KAUST Center Award: Oxford Centre for Collaborative Applied Mathematics (OCCAM)

The Oxford Centre for Collaborative Applied Mathematics (OCCAM) will be based on the use of innovative mathematics, novel numerical algorithms and powerful computers to foster and advance interdisciplinary research. It will rely on the talents of some of the best mathematicians around the world, and the international network that Oxford has built up over the past 40 years will be invaluable. Oxford’s research efforts in state-of-the-art algorithms, mathematics in industry, and mathematical biology have opened up many exciting new areas and given it unrivalled expertise in developing the concept of problem-driven study groups, which offer the best opportunities for innovative mathematical thinking.

At the heart of OCCAM will be a team of mathematical scientists working on an evolving suite of research projects. The first two years’ projects have been specified; thereafter, they will be selected in response to demand from KAUST and from OCCAM’s global networking activities. This research effort will be a crucial resource for the training program, enabling young researchers to gain hands-on experience working on problem-driven research in mathematical modeling and scientific computation. OCCAM also will enthuse such researchers in countries where there is no tradition of interdisciplinary mathematics to pursue challenges that are both intellectually exciting and practically relevant. The Center’s primary focus will be in Saudi Arabia and the Gulf region, and OCCAM offers KAUST an unparalleled opportunity to become the university of choice throughout the region for students and faculty in applied and computational mathematics.

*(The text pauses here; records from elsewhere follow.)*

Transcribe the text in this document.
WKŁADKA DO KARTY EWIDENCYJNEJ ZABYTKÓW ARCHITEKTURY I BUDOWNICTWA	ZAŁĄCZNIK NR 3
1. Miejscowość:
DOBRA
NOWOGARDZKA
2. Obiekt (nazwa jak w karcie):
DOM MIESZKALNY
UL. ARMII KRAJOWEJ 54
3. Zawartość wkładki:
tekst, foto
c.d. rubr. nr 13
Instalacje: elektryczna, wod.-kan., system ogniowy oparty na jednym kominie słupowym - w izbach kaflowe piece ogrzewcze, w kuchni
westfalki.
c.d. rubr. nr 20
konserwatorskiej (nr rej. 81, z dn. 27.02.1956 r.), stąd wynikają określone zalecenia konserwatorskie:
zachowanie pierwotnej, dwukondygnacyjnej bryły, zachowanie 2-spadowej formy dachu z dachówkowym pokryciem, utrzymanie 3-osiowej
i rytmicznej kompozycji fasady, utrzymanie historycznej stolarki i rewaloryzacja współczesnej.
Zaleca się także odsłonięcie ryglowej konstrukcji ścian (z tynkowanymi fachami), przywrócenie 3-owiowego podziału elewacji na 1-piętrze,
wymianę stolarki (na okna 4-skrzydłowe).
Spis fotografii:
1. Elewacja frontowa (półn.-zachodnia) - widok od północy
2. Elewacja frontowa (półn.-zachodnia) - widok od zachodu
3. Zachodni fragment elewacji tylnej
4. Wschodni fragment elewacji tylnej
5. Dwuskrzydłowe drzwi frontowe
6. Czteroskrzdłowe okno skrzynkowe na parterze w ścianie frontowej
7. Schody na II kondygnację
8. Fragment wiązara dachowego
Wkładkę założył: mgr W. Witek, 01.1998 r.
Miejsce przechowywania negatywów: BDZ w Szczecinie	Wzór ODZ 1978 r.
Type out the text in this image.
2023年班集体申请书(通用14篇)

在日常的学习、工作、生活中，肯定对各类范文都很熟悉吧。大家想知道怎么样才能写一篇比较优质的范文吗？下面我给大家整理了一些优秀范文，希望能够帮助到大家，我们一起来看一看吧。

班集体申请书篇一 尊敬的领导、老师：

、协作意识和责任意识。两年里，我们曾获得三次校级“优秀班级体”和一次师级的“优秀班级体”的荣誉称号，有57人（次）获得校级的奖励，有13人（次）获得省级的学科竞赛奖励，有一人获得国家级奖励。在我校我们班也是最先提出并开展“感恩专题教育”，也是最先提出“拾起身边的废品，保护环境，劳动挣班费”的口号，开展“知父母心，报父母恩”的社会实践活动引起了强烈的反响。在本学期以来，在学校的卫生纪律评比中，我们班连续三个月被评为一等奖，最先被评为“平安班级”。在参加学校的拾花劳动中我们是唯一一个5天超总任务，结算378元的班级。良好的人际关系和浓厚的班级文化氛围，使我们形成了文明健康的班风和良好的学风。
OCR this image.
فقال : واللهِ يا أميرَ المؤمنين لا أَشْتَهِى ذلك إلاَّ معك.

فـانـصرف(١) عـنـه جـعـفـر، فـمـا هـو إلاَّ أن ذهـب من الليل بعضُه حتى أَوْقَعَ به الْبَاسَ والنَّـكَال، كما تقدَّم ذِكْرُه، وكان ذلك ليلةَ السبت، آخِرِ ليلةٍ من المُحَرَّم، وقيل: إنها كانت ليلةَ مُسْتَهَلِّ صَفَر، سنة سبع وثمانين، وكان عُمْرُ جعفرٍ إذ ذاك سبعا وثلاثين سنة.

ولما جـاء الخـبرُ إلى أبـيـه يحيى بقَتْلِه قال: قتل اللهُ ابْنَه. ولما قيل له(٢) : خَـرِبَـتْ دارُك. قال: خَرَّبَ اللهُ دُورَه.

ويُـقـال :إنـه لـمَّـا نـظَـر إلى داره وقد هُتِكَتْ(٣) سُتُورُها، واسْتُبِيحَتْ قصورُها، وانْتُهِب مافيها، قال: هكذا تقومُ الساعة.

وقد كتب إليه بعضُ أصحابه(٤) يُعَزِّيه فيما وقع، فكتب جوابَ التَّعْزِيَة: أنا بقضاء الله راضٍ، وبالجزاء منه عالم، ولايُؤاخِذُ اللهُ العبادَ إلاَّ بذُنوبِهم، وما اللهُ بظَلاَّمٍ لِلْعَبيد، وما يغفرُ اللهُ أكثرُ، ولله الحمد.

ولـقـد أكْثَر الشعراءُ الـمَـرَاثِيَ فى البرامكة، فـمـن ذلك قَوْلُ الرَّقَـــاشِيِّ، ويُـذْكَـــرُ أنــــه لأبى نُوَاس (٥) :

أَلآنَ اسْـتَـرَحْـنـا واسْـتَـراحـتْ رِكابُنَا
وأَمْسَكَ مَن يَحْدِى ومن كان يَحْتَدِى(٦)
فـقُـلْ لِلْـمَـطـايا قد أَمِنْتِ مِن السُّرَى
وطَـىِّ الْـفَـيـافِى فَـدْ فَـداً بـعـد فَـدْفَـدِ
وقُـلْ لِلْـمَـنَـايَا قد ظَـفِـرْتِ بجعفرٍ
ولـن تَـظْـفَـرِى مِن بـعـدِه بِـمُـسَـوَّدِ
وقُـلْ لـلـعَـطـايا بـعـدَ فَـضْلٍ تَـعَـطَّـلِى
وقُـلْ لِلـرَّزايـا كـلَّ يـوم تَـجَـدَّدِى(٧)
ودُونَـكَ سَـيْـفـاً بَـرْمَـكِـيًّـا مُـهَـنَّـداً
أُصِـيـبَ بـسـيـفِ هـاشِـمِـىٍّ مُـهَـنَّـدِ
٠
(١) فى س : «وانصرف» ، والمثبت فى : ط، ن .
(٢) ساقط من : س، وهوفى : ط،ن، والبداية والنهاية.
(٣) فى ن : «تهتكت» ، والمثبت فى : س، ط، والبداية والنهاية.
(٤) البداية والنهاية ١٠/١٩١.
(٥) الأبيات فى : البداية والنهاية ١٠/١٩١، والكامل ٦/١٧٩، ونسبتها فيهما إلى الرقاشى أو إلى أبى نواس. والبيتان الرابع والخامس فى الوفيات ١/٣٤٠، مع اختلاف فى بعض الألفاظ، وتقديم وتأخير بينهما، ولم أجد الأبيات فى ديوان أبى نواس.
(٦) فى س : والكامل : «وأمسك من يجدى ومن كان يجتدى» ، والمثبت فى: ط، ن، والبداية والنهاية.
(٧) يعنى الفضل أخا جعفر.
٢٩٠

On a global scale, OCCAM will enhance the status of “problem-solving” mathematics, addressing a need highlighted in the forthcoming OECD Global Science Forum report Mathematics in Industry. Mathematical research has revolutionized areas ranging from search engines to oil recovery, yet problem-solving talent is going unrecognized and unused around the world; the Center’s main forté will be the identification and harnessing of this talent.

OCCAM will have a profound transformative effect at Oxford. The university’s community of applied and computational mathematicians will swell, its resources for overseas students will be boosted, and the partnership between KAUST and Oxford will offer an unparalleled opportunity to promote interdisciplinary mathematics around the world. The effects will be especially noticeable in those institutions in the many countries with which OCCAM will have special relationships and in which researchers have indicated their enthusiasm for this center. In particular, KAUST is urged to establish a mirrored lab to OCCAM to provide the basis for a lasting relationship between the two universities.